The City of Chicago and the Consumer Financial Protection Bureau will join forces to crack down on the city’s non-bank lenders.
In the first information sharing agreement between a city and the CFPB, Chicago has agreed to share information about scams involving pay-day lenders and other financial institutions with the CFPB. The deal is just one aspect of broader actions taken by the city to combat predatory lending.
The city will target non-banks with new ordinances to regulate and license debt collectors, as well as implement new zoning regulations to limit the proliferation of payday lenders and auto-title loan stores, the city said in a press release.

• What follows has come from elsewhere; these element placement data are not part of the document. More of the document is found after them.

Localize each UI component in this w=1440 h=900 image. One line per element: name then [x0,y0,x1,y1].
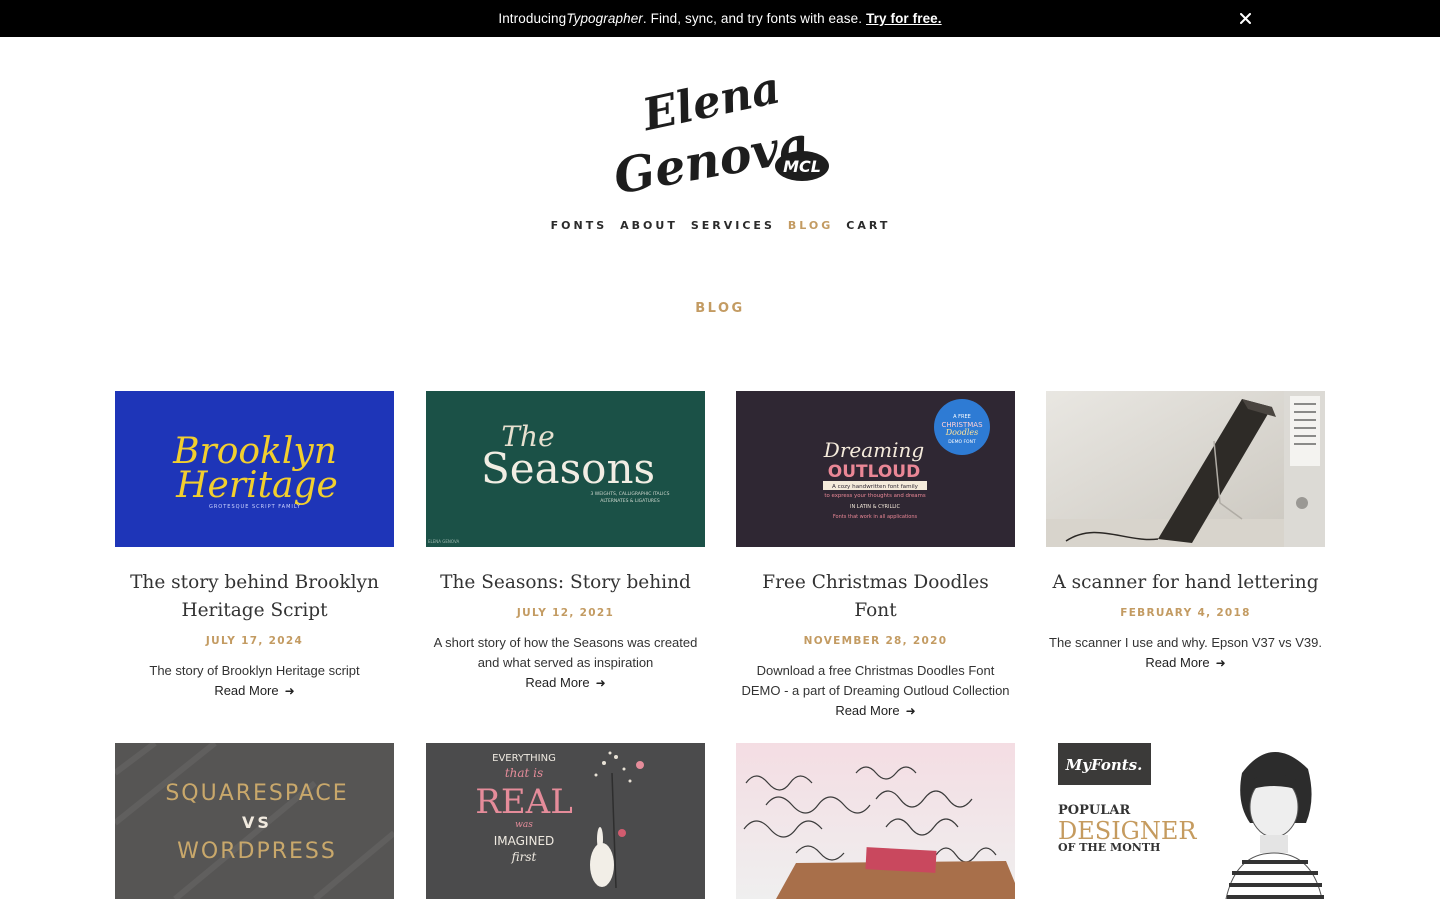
post-thumbnail-everything-real[interactable]: EVERYTHING that is REAL was IMAGINED fir… [426,743,705,899]
thumb-text: Seasons [481,444,655,493]
post-thumbnail-brooklyn[interactable]: Brooklyn Heritage GROTESQUE SCRIPT FAMIL… [115,391,394,547]
blog-card: SQUARESPACE VS WORDPRESS [115,743,394,899]
blog-card: Brooklyn Heritage GROTESQUE SCRIPT FAMIL… [115,391,394,701]
thumb-text: REAL [475,782,573,822]
post-date: NOVEMBER 28, 2020 [803,635,948,647]
post-title[interactable]: Free Christmas Doodles Font [736,569,1015,625]
blog-card: A FREE CHRISTMAS Doodles DEMO FONT Dream… [736,391,1015,721]
thumb-caption: ALTERNATES & LIGATURES [600,498,660,504]
thumb-text: to express your thoughts and dreams [824,493,926,499]
announcement-suffix: . Find, sync, and try fonts with ease. [642,11,863,26]
badge-text: A FREE [953,414,971,420]
thumb-caption: GROTESQUE SCRIPT FAMILY [209,504,301,510]
nav-cart[interactable]: CART [846,219,890,232]
blog-card: The Seasons 3 WEIGHTS, CALLIGRAPHIC ITAL… [426,391,705,693]
logo-badge-text: MCL [783,157,821,176]
blog-card [736,743,1015,899]
post-excerpt: The story of Brooklyn Heritage script [149,663,360,678]
post-thumbnail-dreaming-outloud[interactable]: A FREE CHRISTMAS Doodles DEMO FONT Dream… [736,391,1015,547]
thumb-text: IMAGINED [494,834,555,848]
read-more-link[interactable]: Read More ➜ [736,701,1015,721]
thumb-text: that is [505,766,543,780]
read-more-link[interactable]: Read More ➜ [1046,653,1325,673]
thumb-text: OUTLOUD [828,462,920,482]
thumb-text: VS [242,813,272,832]
blog-card: MyFonts. POPULAR DESIGNER OF THE MONTH [1046,743,1325,899]
blog-card: A scanner for hand lettering FEBRUARY 4,… [1046,391,1325,673]
post-date: FEBRUARY 4, 2018 [1120,607,1251,619]
post-thumbnail-squarespace-vs-wordpress[interactable]: SQUARESPACE VS WORDPRESS [115,743,394,899]
post-date: JULY 12, 2021 [516,607,615,619]
read-more-link[interactable]: Read More ➜ [426,673,705,693]
read-more-label: Read More [835,703,900,718]
post-title[interactable]: A scanner for hand lettering [1046,569,1325,597]
page-title: BLOG [695,301,745,316]
thumb-text: Dreaming [823,438,924,462]
thumb-text: A cozy handwritten font family [832,484,919,490]
thumb-credit: ELENA GENOVA [428,539,459,544]
nav-fonts[interactable]: FONTS [551,219,608,232]
nav-about[interactable]: ABOUT [620,219,678,232]
post-thumbnail-myfonts-designer[interactable]: MyFonts. POPULAR DESIGNER OF THE MONTH [1046,743,1325,899]
post-thumbnail-calligraphy-pen[interactable] [736,743,1015,899]
thumb-text: was [515,820,533,830]
post-excerpt: The scanner I use and why. Epson V37 vs … [1049,635,1322,650]
read-more-label: Read More [214,683,279,698]
read-more-label: Read More [1145,655,1210,670]
site-logo[interactable]: Elena Genova MCL [605,62,845,206]
thumb-text: WORDPRESS [177,839,337,864]
arrow-right-icon: ➜ [595,676,606,690]
thumb-text: Heritage [175,465,338,506]
thumb-text: POPULAR [1058,803,1130,818]
thumb-text: Fonts that work in all applications [833,514,918,520]
arrow-right-icon: ➜ [1215,656,1226,670]
myfonts-logo: MyFonts. [1065,756,1143,774]
thumb-caption: 3 WEIGHTS, CALLIGRAPHIC ITALICS [591,491,670,497]
thumb-text: SQUARESPACE [165,781,348,806]
post-thumbnail-seasons[interactable]: The Seasons 3 WEIGHTS, CALLIGRAPHIC ITAL… [426,391,705,547]
post-title[interactable]: The Seasons: Story behind [426,569,705,597]
close-icon[interactable] [1236,9,1254,27]
announcement-product: Typographer [566,11,643,26]
thumb-text: IN LATIN & CYRILLIC [850,504,901,510]
read-more-label: Read More [525,675,590,690]
post-date: JULY 17, 2024 [205,635,304,647]
thumb-text: EVERYTHING [492,753,556,764]
badge-text: DEMO FONT [948,439,976,445]
arrow-right-icon: ➜ [284,684,295,698]
read-more-link[interactable]: Read More ➜ [115,681,394,701]
nav-services[interactable]: SERVICES [691,219,775,232]
main-nav: FONTS ABOUT SERVICES BLOG CART [0,219,1440,232]
thumb-text: OF THE MONTH [1058,841,1160,854]
post-excerpt: A short story of how the Seasons was cre… [433,635,698,670]
try-for-free-link[interactable]: Try for free. [866,11,942,26]
nav-blog[interactable]: BLOG [788,219,833,232]
post-thumbnail-scanner[interactable] [1046,391,1325,547]
announcement-prefix: Introducing [498,11,567,26]
post-excerpt: Download a free Christmas Doodles Font D… [741,663,1010,698]
arrow-right-icon: ➜ [905,704,916,718]
thumb-text: first [511,850,537,864]
announcement-bar: Introducing Typographer . Find, sync, an… [0,0,1440,37]
badge-text: Doodles [945,428,979,437]
post-title[interactable]: The story behind Brooklyn Heritage Scrip… [115,569,394,625]
blog-card: EVERYTHING that is REAL was IMAGINED fir… [426,743,705,899]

A partnership with the city is one step in the CFPB’s overall program to supervise non-bank lenders. “We are launching brand new federal supervision of payday lenders and debt collectors and credit reporting companies,” CFPB Director Richard Cordray said at a press conference with Chicago Mayor Rahm Emanuel on Dec. 5. “Because of your close relationship with your constituents, you have a unique ability to help us spread our reach more broadly.”
Partnerships with cities are the latest avenue through which the CFPB has sought to extend its information network. And Cordray has indicated the CFPB will continue to look for partnerships with cities throughout the country, according to the American Banker.
These partnerships could be a turning point for a project that has brought more failure than success for the CFPB. Earlier this year an information sharing agreement with the state attorneys general stalled; four Republican AGs even joined a lawsuit which has challenged the constitutionality of the Dodd-Frank Act. But now, in addition to the City of Chicago, the CFPB added an information sharing agreement with the Department of Justice on Dec. 6. And the mayor of Columbus, Ohio already has indicate interest in a similar partnership.